The Vegetable Growing Year: Jobs to do in February

February marks a pivotal point in the vegetable growing calendar, signaling the impending arrival of spring while often retaining the chill of winter. Despite the potential for cold snaps, there are still plenty of tasks to undertake in the garden this month. Here’s a rundown of what you can focus on.

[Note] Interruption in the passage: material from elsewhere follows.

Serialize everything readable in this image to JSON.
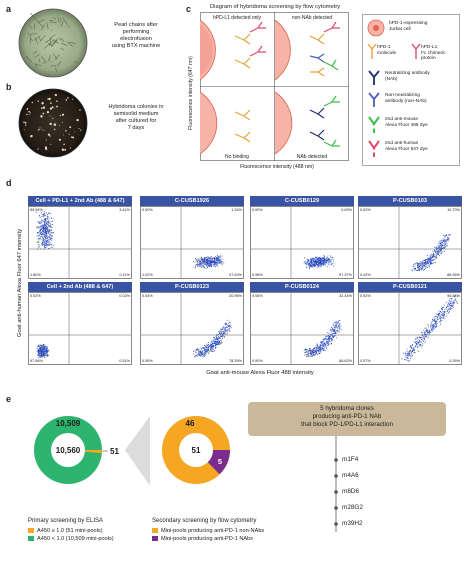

Add organic matter to your beds

Spring is fast approaching and if you haven’t done so already, February is a great time to add plenty of organic matter to your beds. Well rotted manure or compost is perfect for this.

Warming the soil

For those eager to kickstart the growing season, you can try warming the soil by covering with small plastic growing tunnels. They warm the soil and in the process drying the soil beneath. Alternatively, construct a hotbed, fill it with plenty of organic matter. As the organic matter breaks down, it produces heat, warming the soil. Placing a cold frame above the soil will protect the seedlings and any plants you are growing in the bed.

Protecting Early Blossoms

Protect blossoming fruit trees from potential frost damage, as the damaged flowers may fail to produce fruit. Utilize fleece coverings, removing them on warmer days to encourage pollination by insects. In the absence of insects, manually transfer pollen between flowers using a soft brush.

Early sowings

Weather permitting you can start a number of early sowings in the greenhouse or outside under cloches. Summer cabbage and cauliflower can be started in a greenhouse. If you want to grow your onions from seeds, you can start sowing them indoors from the middle of the month. The same goes for leeks. Broad beans and early peas can be started giving you an early harvest around May time. Start them in 3 inch pots or you can use some cardboard from toilet rolls which will rot down when planted out.